This work was developed as part of the Scottish Government Data Science Accelerator Programme.
Agent-based models represent a "bottom-up" modelling paradigm, where systems of interest are studied by simulating the behaviours and actions of their lowest level actors (e.g. individual people), letting the system evolve, and recording the results. This type of modelling can naturally include complex emergent phenomena, societal trends, and heterogeneous spatial constraints in a way that is difficult, or impossible, to achieve otherwise.
Despite many readily applicable advantages and use-cases, agent-based modelling is currently somewhat underused in the public health domain.
This project aimed to develop proof-of-concept agent-based models in Julia (primarily using Agents.jl) with direct application to the spread of infectious diseases, but also to gain general expertise in agent-based techniques/libraries and the Julia language, while producing useful reference code/simulations.
Instructions for setting up Julia, the general layout of this repository, and running code on your own computer can be found here.
An interactive Jupyter notebook showing the difference between differential equation disease modelling, and the agent-based equivalent can be found here:
(alternatively this notebook can be run locally)

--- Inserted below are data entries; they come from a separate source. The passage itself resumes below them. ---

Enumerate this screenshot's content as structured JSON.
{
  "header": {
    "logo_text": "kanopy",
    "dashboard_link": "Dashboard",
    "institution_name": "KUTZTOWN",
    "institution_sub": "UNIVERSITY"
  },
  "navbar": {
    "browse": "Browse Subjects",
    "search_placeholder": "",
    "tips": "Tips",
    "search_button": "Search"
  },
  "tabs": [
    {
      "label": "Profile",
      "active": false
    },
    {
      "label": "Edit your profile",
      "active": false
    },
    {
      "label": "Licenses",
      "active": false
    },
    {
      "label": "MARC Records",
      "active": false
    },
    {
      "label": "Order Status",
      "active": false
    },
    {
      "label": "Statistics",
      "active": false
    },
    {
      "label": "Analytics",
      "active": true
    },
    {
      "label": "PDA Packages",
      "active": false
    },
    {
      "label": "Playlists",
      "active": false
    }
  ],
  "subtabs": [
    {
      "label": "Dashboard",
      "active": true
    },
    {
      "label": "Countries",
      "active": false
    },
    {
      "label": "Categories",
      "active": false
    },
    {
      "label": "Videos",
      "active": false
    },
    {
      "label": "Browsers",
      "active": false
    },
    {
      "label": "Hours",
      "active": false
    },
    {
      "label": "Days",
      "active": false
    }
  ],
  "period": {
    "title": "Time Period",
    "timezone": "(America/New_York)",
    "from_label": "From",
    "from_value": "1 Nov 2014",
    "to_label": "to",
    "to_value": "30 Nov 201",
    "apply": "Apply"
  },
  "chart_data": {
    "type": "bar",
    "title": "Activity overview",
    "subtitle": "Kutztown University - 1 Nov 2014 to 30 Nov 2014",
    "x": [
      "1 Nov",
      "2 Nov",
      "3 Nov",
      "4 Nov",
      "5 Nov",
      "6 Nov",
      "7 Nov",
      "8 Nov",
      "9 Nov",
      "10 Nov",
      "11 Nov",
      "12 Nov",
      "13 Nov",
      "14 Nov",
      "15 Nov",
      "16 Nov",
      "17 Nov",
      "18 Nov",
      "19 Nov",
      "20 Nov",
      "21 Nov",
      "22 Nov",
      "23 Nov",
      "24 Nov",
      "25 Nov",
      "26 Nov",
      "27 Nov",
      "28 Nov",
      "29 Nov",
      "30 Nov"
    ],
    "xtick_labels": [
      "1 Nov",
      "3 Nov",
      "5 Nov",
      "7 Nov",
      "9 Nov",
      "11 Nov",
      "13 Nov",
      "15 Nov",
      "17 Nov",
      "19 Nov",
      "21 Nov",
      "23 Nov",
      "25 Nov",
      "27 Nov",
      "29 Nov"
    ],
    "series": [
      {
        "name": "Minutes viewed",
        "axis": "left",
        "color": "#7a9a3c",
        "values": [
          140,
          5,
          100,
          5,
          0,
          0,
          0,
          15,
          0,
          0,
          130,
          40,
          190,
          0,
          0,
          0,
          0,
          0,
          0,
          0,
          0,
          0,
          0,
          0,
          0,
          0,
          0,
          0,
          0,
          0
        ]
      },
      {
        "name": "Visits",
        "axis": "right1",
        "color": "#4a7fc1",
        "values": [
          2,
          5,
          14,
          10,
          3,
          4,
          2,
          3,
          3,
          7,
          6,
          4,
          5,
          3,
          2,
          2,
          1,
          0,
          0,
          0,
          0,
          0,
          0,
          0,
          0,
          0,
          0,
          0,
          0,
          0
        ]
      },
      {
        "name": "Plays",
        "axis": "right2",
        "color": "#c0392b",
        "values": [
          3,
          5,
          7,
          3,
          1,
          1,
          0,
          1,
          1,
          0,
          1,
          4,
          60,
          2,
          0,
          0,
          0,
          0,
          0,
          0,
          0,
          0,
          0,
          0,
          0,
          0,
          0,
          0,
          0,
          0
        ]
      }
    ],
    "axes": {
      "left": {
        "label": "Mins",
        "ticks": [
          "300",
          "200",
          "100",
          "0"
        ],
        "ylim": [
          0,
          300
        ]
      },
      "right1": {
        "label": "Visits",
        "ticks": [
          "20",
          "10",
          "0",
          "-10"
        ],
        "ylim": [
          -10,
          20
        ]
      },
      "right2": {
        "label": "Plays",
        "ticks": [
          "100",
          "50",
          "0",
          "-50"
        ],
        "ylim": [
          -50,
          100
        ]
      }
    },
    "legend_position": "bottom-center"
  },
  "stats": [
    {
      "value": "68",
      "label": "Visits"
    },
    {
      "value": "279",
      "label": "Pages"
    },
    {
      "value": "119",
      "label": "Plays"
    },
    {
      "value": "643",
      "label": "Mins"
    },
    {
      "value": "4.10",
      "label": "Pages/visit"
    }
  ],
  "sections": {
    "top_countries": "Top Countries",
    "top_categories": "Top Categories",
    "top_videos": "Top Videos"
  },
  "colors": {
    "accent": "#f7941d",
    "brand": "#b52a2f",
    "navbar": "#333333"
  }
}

A Pluto version of this notebook can be run locally via this script -- this is similar in content to the Jupyter notebook, but with more interactive components. Most of the Julia code is also hidden from the user to present a more "blog-like" experience.
To demonstrate the sort of specific problem agent-based models are uniquely suited to, a simplified real-life disease transmission scenario was simulated using an office floor plan. Individuals are free to move around the office and walk to e.g. the kitchen, bathroom, exit (or simply stay at their desk), and potentially pass on their infection.
As the agent-based model can capture both when and where people become infected, it's possible to construct an infection heatmap for this specific space.
This can then be used to inform decision making about the layout of the space, and what effect people's behaviour can have on disease transmission in the area -- e.g. if we cut off access to the kitchen area, we see the infection hot-spot shifts to the exit instead.
Different simulations can be run with e.g. different desk layouts, different numbers of people, one-way walking systems, staggered entry and exit times for staff and so on, to assess their respective impact.